Overwegingen ten aanzien van het bewijs
Vaststaande feiten
Ten aanzien van feit 11:
Op 28 maart 2010 vond er tussen 3.00 uur en 3.30 uur, op de [adres] te Didam, een (gewapende) straatroof plaats. Aangever [slachtoffer 1] is, nadat hij eerst een tijdje gevolgd is door twee jongens op een fiets, op een gegeven moment door deze twee (vermomde) jongens, vanuit de bosjes besprongen en is hem door middel van geweld en door middel van bedreiging met geweld, te weten door een op een vuurwapen gelijkend voorwerp, zijnde een balletjespistool en een stroomstootwapen te tonen en te gebruiken, en door hem op zijn lichaam te trappen, gedwongen zijn mobiele telefoon en zijn sporttas met inhoud af te staan.

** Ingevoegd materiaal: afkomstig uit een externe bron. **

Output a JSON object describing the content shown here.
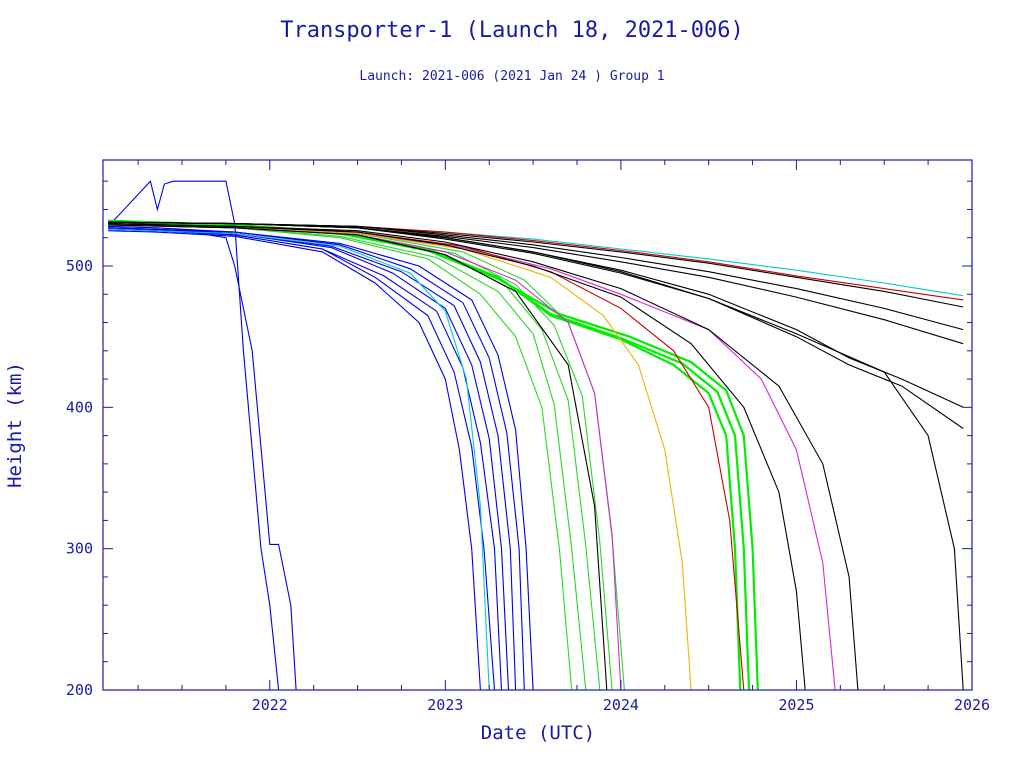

Terzake straatroof werd aangifte gedaan door [slachtoffer 1]. Verdachte heeft bij de politie en ter terechtzitting het plegen van dit feit bekend.
Ten aanzien van feit 2:
Op 11 april 2010 omstreeks 01.55 uur, werd op [adres 3] te Didam, een vrouw op de fiets beroofd door twee verdachten die overeenkomsten vertoonden met het signalement van de vorige twee overvallers (zie feit 1). Ook bij dit feit is gebruik gemaakt van een op een vuurwapen gelijkend voorwerp, te weten een balletjespistool. Terzake straatroof werd voorts aangifte gedaan door [slachtoffer 2].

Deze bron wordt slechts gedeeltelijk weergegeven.